2024夏一首評15
わかるなぁ、のちょっとだけあとに、なんでわかるんだろう、が来てくれるとうれしい。
なんでこの状況の「休日らしさ」が、なんかわかる、なんだろう。そもそも「炒飯をやりたくなる」が休日っぽい? それはあるかもしれない。「卵がない」も単体で休日っぽいと言えば休日っぽい。なんか、補充ローテの谷間になりそうな感じというか。
というのはまあそれぞれなんとなくで了解していけると思うのだけれど、それ以上に、状況がというよりこの歌全体が休日っぽいのは「休日らしくなってきました」とこのひとが言っているからだと思う。そう言ってしまえば、何を当たり前のことを、という感じなのだけれど。

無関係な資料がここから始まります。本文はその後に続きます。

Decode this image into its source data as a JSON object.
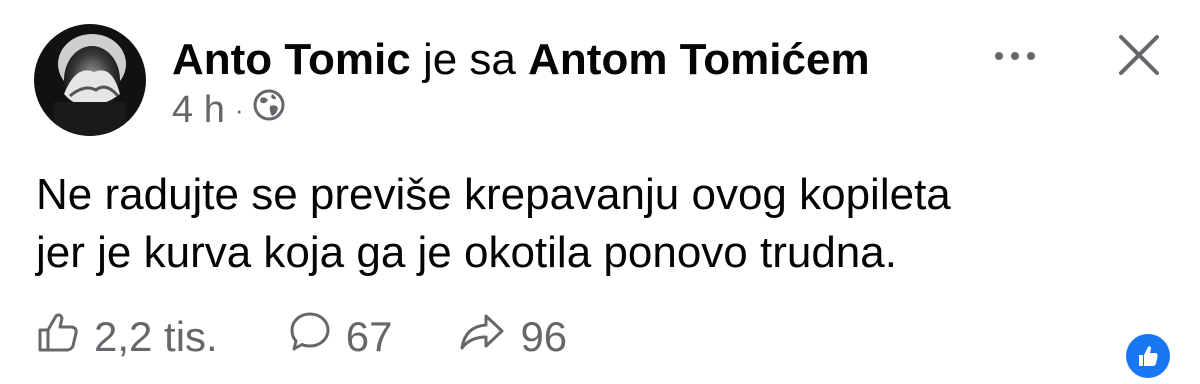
{
  "post": {
    "author_name": "Anto Tomic",
    "relation_text": "je sa",
    "tagged_name": "Antom Tomićem",
    "time": "4 h",
    "separator": "·",
    "audience_icon": "globe-icon",
    "text": "Ne radujte se previše krepavanju ovog kopileta\njer je kurva koja ga je okotila ponovo trudna."
  },
  "actions": {
    "likes": "2,2 tis.",
    "comments": "67",
    "shares": "96"
  },
  "icons": {
    "more": "more-dots-icon",
    "close": "close-icon",
    "like": "thumbs-up-icon",
    "comment": "comment-icon",
    "share": "share-arrow-icon",
    "reaction": "like-reaction-icon"
  },
  "colors": {
    "accent": "#1877f2",
    "secondary_text": "#65676b",
    "primary_text": "#050505"
  }
}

口調が良い、んだと思うんですね。「なってきました」というのは丁寧語でありながら同時におちゃらけているようなニュアンスを出していると思う。ちょっと自分の状況を客観視してナレーションをつけている感じ。それが「休日らしい」んですか? と聞かれると、どうなんだろう、でも「仕事」のときの声の出し方ではなくないですか? 少なくとも。

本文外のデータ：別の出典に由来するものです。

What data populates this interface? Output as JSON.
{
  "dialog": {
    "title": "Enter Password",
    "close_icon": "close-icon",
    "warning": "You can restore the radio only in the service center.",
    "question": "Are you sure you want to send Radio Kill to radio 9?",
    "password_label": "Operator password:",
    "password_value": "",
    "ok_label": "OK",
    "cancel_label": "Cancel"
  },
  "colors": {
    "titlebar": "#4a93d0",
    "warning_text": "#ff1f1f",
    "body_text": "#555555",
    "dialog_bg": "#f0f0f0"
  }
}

なんというか、ほんとうにそう、かどうかはともかくで、言われていることがおもしろい、と、それを否定する理由がなくなる、時があるんではないかと思うんですね。「炒飯をやりたくなって卵がない」というのがほんとうに「休日らしい」状況かどうかというのはもはやどうでもよくて、このひとが「休日らしくなってきました」と言ったんだから、それをそういうものだとして進めて(?)いい。それでこの世から、何も減らない。少し増える。そのことが、うれしい。